You may have noticed that I didn’t include dental sealants on the list of defenses against cavities up there. There’s a reason for that: Sealants also are proven to release BPA into the mouth, at least within the first few hours after having one applied here baby foods.

There’s evidence on both sides.
BPA in dental sealants not a big deal: only in saliva a few hours after applying, not in the blood stream. Below max acceptable level. “Exposure to BPA from dental resins for both adults and children is minimal and poses no known risk to human health.” (source) The benefits of sealants in preventing kids’ cavities outweighed risks associated with bisphenol A, or BPA, the chemical linked to a host of health ills and banned by many plastic bottle manufacturers, researchers find in the report published in the latest issue of the journal Pediatrics.
“People shouldn’t be scared by this,” said Dr. Burton Edelstein, chairman of social and behavioral sciences at the Columbia University College of Dental Medicine and a co-author on the study. “The amount of exposure is extremely low. 
Fred von Saal, a leading expert on BPA, believes that children should receive sealants only if they have a clear tendency to develop tooth decay.
“This chemical is one that you should not be exposed to at any level,” said von Saal, Curators’ professor of biology at the University of Missouri at Columbia. “There are lots of sources of BPA and you want to avoid anything that adds to your body’s burden.  And the younger you are, the more sensitive you are to this chemical baby foods."
BPA does indeed form in the mouth after some dental sealants and fillings are applied. BPA can be found in the saliva three hours after dental work is completed. It’s not at all clear whether this poses a health risk.

Because the research is not showing that BPA leaches out of sealants over time like it seems to white fillings, it’s a different battle.
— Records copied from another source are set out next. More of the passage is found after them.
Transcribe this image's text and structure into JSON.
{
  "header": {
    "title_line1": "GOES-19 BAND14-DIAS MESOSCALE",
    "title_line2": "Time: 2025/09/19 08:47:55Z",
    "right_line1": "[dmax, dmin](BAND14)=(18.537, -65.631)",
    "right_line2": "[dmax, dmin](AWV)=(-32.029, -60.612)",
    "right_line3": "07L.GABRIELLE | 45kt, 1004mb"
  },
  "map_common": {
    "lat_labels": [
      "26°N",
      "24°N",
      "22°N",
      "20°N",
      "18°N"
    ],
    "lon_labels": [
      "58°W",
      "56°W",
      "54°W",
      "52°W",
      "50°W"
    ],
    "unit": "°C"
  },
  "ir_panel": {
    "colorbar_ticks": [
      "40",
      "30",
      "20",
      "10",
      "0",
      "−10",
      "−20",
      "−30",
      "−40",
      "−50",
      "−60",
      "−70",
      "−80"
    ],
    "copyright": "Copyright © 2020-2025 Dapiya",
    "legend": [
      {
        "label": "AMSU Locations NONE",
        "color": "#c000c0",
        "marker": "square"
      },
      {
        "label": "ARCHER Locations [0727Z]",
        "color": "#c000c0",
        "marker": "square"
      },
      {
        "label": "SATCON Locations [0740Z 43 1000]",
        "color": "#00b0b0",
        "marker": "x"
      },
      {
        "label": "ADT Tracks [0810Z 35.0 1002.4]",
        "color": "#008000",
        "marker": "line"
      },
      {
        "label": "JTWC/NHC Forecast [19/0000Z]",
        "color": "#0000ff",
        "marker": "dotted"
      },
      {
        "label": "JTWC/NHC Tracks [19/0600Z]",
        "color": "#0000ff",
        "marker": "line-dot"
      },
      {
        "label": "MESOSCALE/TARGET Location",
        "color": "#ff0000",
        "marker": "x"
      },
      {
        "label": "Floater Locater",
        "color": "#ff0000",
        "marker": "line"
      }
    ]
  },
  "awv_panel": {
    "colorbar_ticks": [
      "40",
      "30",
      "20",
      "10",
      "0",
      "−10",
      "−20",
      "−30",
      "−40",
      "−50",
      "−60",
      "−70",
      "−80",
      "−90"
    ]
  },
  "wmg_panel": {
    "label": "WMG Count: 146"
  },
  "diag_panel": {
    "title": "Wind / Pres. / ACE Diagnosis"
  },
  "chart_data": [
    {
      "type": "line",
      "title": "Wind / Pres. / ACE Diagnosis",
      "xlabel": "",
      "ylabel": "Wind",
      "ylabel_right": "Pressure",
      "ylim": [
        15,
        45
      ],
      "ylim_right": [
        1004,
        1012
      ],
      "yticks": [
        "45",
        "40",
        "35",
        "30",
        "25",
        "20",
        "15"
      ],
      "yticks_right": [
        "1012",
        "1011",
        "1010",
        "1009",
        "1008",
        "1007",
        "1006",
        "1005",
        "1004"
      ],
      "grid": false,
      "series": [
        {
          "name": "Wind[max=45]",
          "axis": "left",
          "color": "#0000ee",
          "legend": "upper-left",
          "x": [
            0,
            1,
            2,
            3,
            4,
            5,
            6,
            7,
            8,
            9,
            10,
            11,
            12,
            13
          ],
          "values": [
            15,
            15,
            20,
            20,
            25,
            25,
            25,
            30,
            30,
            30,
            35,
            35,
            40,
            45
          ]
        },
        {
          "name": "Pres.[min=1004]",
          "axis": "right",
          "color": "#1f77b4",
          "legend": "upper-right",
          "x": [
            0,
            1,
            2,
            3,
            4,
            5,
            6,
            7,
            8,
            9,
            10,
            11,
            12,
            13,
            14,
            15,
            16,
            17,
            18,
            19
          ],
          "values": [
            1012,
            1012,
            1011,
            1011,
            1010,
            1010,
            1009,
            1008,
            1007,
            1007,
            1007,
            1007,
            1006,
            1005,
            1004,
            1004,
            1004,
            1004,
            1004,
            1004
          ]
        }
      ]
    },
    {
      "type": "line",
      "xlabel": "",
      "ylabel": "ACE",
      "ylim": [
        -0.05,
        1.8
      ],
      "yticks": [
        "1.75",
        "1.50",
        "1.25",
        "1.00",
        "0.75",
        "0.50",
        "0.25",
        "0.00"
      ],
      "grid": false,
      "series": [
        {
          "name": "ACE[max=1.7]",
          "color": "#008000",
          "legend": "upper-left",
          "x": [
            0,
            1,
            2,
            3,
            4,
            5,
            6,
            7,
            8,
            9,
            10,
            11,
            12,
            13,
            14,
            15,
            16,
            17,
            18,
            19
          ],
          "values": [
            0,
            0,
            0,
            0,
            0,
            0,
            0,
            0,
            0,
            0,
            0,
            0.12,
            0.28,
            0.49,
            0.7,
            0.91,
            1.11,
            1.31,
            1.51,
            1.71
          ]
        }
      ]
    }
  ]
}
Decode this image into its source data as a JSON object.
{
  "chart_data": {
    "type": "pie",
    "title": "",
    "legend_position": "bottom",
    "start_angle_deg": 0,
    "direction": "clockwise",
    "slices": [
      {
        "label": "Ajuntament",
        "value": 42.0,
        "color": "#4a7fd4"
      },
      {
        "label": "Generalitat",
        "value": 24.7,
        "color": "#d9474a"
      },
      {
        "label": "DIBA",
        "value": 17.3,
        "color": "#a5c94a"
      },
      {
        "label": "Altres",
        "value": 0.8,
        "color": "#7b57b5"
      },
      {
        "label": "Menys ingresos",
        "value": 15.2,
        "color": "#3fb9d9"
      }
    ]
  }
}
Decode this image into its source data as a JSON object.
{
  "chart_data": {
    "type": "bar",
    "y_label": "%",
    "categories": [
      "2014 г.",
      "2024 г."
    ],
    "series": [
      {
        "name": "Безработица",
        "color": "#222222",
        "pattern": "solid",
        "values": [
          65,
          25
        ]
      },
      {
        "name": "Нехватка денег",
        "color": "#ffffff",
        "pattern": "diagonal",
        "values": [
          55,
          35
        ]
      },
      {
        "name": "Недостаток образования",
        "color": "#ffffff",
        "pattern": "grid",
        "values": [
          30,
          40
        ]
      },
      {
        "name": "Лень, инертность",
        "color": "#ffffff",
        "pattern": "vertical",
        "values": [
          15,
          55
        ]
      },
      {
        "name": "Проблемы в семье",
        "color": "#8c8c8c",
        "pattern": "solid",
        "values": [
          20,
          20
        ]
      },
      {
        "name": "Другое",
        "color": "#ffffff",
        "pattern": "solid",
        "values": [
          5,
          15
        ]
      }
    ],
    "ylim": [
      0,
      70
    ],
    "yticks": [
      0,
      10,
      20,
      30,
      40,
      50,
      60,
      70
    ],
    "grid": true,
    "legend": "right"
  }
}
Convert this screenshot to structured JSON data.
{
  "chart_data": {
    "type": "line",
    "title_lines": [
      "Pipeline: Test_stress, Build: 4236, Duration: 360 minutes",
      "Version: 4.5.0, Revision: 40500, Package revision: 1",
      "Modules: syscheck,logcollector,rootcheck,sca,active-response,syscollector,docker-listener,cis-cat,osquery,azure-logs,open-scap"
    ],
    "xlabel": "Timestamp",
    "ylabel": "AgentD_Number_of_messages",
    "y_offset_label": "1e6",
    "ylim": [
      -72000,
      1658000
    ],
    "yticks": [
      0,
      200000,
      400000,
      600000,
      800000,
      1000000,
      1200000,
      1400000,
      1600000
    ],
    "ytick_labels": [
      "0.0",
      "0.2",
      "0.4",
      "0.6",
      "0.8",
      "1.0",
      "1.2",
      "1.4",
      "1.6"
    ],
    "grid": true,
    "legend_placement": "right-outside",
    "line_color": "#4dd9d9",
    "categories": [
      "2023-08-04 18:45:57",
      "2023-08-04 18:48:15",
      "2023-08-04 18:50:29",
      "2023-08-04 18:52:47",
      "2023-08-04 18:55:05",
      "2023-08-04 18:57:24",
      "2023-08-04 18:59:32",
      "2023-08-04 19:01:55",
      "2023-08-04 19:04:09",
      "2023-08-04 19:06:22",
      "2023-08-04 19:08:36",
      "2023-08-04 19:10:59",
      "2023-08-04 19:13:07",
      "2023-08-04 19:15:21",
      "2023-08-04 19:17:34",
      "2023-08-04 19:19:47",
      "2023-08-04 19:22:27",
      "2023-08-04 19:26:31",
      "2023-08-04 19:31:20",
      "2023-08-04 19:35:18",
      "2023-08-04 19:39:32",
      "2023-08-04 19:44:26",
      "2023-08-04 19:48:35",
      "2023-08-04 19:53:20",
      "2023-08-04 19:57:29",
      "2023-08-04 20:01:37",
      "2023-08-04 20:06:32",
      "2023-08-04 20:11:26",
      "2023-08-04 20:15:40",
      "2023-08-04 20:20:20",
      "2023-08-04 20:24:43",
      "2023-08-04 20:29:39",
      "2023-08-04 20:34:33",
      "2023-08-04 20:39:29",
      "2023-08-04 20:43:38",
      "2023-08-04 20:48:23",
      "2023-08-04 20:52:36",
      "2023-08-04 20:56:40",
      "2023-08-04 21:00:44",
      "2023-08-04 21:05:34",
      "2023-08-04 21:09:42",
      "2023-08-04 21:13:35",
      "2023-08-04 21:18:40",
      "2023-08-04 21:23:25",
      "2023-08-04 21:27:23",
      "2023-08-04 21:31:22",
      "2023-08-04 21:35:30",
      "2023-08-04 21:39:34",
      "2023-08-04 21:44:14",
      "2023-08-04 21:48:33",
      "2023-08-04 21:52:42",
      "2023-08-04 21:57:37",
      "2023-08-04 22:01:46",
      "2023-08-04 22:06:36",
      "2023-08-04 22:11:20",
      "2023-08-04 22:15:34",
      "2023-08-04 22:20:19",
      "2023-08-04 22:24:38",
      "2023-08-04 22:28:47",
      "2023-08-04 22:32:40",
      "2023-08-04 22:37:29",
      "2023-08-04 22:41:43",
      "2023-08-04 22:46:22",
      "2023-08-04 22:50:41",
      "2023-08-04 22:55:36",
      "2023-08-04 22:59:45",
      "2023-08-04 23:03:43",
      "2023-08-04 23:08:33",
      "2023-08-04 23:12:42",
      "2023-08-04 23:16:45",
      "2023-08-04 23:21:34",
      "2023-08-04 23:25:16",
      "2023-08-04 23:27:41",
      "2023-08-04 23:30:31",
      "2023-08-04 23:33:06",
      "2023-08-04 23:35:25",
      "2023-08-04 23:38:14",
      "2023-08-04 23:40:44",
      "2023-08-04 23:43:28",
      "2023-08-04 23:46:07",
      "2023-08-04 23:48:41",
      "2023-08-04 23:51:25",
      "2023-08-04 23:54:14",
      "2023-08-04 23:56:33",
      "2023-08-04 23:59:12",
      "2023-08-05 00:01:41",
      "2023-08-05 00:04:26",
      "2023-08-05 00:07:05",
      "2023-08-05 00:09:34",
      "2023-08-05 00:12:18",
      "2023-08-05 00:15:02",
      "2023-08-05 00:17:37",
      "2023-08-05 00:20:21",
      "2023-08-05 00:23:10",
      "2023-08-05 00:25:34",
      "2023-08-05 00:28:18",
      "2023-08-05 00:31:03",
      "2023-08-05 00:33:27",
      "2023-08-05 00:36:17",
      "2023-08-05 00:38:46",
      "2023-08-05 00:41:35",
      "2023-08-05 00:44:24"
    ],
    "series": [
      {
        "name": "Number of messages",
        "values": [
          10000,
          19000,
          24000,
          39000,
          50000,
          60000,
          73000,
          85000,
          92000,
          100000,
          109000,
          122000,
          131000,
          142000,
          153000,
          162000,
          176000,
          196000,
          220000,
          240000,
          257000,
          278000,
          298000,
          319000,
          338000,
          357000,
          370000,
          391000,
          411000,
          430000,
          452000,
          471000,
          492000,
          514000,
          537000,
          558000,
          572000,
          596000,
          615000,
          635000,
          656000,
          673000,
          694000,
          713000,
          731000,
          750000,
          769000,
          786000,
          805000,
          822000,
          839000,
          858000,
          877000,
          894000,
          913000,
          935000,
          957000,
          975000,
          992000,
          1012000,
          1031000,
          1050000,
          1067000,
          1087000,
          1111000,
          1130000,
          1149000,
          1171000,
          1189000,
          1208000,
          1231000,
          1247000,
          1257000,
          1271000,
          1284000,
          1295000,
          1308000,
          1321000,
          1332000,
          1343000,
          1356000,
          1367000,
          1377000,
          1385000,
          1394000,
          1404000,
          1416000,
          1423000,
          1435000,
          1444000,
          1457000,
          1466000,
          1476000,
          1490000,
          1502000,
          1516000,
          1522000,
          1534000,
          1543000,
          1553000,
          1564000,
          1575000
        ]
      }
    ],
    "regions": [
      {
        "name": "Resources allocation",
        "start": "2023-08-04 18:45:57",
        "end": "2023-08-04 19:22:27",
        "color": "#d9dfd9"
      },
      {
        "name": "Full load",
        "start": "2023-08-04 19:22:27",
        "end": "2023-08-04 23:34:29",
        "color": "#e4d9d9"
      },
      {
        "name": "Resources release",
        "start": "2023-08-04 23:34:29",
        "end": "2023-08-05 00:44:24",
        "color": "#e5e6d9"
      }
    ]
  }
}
The BPA is right on the surface, so scrubbing and rinsing sealants and fillings after they are applied removes 88% to 95% of the compounds that can become BPA. (Finally, some good news!)

If you opt for sealants, ask your dentist to do a good, hard scrub, rinse with water and suction a few times.

You could also seek a dentist who uses BPA-free sealants, like this one, which has been on the market for nine years.  “Embrace WetBond Pit & Fissure Sealant is the only resin-based sealant that contains no BPA and no BPA derivatives.”

Personally, I’d do a little more research before committing, since I’ve also been told that there are NO sealants without BPA available. This article has a pretty helpful and an academic breakdown of why you might find a manufacturer claiming “BPA-free” when the sealant can still release BPA into your saliva.

I have no idea how I’m going to find time to listen to all the talks I’m interested in next week, but I’m going to  have to try! As I mentioned last week, oral health is one of those areas where I’m pretty clueless.

Our family jumped into the “fluoride free” boat – with natural toothpaste and even filtering it out of our city water with the Berkey water filer from LPC Survival – so it’s more important than ever that I know what I’m talking about so I can have a leg to stand on when dentists challenge our choices from this baby food.